Artık günümüze erkek ve kız evlat arasındaki bu farklı davranma veya düşünme alışkanlıkları büyük ölçüde kalkmış durumdadır. Yöremizde evlenme yaşları kızlarda 17, erkeklerde ise 15’dir. Bu belirlenmeler kesin değildir. Daha aşağı ve yukarıda olabilmektedir. Evlenmelerde kız ve erkekler arasında anlaşmak, uyum sağlayabilmek son yıllarda gelenek haline gelmiştir. Yani eskinin “Kızı kendi isteğine bırakırsan ya davulcuya varır ya da zurnacıya” anlayışı tamamen yıkılmıştır. Bu nedenledir ki genç kızların yıllar önce halaylarda söyledikleri:
“Fasulye fasıl olur
Yemesi nasıl olur
Ver baba sevdiğime
Gör geçim nasıl olur.”
Sızlanmaları artık eskilerde kalmıştır. Artık genç kız bir delikanlıyla anlaşmışsa; kız babası “damadının davulcu ya da zurnacı” olup olmadığına bakmazsın kızını verebilmektedir. Genç kızlar ve delikanlılar çeşme başlarında, çapa tarlalarında, düğünlerde, birbirlerini iyice tanıyarak anlaşabileceklerine inandıkları zaman delikanlı durumu annesine dolaylı yollarla anlatır. Zaten oğlunun davranışlarını yakından izleyen anne bu anlatıştan gerekli sonuçları rahatlıkla çıkarıp babaya aktarır. Anne, baba ailenin diğer büyükleri alacakları kızın terbiye, görgü ve hizmet yeteneklerini uzun uzun aralarında tartışırlar.

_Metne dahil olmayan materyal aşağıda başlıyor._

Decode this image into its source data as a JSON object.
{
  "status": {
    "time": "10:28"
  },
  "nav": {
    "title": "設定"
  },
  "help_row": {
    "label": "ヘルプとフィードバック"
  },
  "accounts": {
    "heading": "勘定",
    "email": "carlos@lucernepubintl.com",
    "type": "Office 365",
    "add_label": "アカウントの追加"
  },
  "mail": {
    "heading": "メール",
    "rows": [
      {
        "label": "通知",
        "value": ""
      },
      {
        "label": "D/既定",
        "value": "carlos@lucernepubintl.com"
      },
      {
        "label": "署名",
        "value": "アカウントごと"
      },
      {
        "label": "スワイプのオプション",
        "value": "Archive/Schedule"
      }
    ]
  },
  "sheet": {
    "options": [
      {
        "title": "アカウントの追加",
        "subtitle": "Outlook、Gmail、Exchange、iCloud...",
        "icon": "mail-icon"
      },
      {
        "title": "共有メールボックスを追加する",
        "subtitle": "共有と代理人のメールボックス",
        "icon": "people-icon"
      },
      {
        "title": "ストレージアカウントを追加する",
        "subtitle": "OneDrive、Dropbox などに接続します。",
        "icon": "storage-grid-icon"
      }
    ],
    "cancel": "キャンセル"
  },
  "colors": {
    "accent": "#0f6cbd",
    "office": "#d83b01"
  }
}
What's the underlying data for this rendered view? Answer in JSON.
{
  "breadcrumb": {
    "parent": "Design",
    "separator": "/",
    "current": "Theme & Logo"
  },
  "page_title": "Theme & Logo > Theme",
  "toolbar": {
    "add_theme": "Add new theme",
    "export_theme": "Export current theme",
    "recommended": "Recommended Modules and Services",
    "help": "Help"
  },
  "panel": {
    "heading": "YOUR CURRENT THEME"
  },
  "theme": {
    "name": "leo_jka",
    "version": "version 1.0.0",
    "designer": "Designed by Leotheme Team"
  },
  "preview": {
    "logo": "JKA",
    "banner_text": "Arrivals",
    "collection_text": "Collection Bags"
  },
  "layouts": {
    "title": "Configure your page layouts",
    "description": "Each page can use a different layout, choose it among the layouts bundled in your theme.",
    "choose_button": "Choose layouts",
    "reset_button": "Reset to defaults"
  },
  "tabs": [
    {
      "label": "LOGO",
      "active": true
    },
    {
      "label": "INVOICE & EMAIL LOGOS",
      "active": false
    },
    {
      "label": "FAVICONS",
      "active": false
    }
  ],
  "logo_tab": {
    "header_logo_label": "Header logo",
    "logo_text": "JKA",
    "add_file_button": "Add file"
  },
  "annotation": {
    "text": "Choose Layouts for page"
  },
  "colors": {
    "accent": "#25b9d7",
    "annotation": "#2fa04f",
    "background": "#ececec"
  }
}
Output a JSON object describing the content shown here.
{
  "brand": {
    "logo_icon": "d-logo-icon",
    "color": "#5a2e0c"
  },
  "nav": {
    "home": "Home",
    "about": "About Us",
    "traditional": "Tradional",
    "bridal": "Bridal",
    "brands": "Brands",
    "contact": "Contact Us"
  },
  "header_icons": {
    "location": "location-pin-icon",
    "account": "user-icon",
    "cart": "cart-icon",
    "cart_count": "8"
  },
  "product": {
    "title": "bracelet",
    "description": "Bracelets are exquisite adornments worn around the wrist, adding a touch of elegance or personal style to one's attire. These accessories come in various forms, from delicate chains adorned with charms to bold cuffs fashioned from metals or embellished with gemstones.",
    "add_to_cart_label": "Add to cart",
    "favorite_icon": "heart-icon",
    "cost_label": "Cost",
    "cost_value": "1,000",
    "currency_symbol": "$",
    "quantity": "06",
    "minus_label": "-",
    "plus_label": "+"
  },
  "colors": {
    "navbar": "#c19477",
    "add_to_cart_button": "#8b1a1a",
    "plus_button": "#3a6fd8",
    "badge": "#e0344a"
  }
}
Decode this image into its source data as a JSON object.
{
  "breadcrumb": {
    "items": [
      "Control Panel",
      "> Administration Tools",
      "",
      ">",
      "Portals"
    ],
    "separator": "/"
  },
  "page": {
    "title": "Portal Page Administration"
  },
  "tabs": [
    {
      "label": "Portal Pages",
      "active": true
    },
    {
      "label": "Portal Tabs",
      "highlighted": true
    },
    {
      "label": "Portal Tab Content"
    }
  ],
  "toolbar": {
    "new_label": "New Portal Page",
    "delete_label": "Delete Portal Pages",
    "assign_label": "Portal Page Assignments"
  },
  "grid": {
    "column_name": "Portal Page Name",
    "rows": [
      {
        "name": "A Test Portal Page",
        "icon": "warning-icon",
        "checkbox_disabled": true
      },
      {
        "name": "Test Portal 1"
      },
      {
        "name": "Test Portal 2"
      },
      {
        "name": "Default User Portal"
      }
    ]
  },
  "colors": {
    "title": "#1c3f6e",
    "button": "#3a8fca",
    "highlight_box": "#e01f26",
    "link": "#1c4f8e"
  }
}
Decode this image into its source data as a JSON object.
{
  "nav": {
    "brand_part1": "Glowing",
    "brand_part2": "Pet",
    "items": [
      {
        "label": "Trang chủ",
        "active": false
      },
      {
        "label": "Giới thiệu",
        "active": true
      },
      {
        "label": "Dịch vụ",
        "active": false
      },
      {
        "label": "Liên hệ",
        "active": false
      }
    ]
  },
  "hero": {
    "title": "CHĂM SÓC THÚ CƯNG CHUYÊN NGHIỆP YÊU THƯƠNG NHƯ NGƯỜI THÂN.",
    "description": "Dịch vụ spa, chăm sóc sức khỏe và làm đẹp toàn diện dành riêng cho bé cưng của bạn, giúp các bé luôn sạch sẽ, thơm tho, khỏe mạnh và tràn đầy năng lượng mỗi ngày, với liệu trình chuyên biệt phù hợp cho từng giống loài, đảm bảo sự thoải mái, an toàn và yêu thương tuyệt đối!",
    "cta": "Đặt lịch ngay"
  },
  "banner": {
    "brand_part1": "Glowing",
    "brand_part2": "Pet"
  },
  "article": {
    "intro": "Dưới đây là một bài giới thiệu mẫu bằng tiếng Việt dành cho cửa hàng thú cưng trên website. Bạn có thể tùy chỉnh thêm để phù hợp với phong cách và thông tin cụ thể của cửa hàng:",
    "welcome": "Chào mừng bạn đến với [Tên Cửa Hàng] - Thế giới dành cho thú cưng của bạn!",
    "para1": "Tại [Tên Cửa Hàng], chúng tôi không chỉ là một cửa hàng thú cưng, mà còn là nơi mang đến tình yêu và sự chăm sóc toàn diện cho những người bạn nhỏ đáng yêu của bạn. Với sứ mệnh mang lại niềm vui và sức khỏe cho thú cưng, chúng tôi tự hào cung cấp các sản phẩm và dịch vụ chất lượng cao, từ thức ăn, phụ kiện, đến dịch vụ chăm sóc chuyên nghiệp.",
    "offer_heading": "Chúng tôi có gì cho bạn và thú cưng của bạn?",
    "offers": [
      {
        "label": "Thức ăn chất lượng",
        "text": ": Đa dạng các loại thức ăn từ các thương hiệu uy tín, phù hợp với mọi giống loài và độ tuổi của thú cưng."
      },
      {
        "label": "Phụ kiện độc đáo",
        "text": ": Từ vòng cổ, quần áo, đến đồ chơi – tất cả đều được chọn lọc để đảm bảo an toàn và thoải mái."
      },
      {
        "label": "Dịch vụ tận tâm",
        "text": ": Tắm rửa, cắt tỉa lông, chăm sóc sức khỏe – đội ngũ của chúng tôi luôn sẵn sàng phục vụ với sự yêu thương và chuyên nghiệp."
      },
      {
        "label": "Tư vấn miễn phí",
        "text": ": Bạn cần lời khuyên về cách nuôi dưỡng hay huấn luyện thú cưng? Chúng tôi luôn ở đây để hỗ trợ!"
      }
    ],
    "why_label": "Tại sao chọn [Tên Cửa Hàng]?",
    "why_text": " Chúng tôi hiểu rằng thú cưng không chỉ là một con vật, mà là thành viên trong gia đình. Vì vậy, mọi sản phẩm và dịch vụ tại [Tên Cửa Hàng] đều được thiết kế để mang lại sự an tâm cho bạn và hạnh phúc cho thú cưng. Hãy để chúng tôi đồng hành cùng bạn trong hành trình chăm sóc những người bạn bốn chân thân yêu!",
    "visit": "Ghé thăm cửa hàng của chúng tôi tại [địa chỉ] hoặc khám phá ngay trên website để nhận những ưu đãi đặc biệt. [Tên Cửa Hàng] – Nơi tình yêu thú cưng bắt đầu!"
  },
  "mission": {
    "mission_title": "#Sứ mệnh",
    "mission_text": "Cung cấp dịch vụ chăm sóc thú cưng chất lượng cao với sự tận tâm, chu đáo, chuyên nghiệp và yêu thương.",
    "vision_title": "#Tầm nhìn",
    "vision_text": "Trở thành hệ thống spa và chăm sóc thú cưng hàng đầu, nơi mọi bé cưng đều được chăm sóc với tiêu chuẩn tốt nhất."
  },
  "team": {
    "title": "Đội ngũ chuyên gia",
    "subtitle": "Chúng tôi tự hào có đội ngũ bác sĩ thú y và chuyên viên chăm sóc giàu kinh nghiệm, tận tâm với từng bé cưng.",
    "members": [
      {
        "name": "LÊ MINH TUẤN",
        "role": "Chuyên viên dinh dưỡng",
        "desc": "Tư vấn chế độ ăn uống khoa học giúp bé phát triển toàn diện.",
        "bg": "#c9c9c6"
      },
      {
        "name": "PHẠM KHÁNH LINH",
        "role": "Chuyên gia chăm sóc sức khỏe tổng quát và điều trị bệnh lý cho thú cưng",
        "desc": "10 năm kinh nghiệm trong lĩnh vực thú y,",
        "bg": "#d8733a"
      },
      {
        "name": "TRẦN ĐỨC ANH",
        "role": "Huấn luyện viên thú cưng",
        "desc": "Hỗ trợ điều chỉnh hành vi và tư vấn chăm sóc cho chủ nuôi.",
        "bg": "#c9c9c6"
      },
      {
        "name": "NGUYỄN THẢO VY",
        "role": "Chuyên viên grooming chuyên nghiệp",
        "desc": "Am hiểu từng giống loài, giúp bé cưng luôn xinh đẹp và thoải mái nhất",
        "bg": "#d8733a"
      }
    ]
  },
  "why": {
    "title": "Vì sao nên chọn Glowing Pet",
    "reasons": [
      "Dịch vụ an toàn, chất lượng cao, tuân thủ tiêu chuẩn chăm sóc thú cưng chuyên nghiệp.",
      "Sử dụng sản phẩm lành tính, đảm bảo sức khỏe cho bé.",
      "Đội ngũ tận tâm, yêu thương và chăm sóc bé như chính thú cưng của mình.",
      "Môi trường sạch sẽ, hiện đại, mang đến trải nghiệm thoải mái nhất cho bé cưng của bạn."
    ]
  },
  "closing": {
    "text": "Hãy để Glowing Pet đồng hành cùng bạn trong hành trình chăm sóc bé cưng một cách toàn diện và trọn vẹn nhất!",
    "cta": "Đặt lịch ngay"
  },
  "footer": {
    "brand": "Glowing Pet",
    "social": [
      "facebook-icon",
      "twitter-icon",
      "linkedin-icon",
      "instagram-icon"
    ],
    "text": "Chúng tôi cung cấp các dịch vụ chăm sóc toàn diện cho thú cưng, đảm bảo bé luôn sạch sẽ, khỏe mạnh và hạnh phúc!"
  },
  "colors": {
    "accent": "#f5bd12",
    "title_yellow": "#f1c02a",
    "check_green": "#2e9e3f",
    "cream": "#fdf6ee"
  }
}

Yöremizde yetişkin oğlu olan anne ve baba bilhassa da eğer çocuğu askere de gidip gelmiş ise, onunla artık evlenecek çağı gelmiş olduğunu düşünerek yetişkin olan oğlanın anne ve babası çocukları için uygun bir kız aramaya başlarlar. Bu arada kendi akrabaların da münasip bir kız arayarak kendilerine haber iletmesini söylerlerdi. Böylece aranılan ve kendi ailelerine adet, gelenek ve göreneklerine uyabilecek ve kendileriyle uyum sağlayacağına inandıkları bir kıza önce onu görmek amacıyla görücü gidilir. Tabii ki, evlenecek olan oğlana da haber verirler. Eğer oğlan kızı görmüş ve beğenmiş ise, o zaman annesine ve ablasına ya da yengesine kızı beğendiğini söyleyerek anne ve babasının dünür gidebileceklerini söyler. Bunun üzerine oğlanın annesi kendi yakın akrabasından çok iyi konuştuğu bir kadınla veya yanında götürdüğü kızı veya geliniyle kız evine giderek o arada, kızın tutumunu ve annesinin durumunu ve ailesinin durumunu öğrenir. Böylece kendine göre araştırmasını tamamlamış olur. Kızın ailesinin ve kızın durumunu öğrenince durumu ima yoluyla kızın annesine açmaya çalışır. Burada muhatap kızın annesiyle oğlanın annesidir.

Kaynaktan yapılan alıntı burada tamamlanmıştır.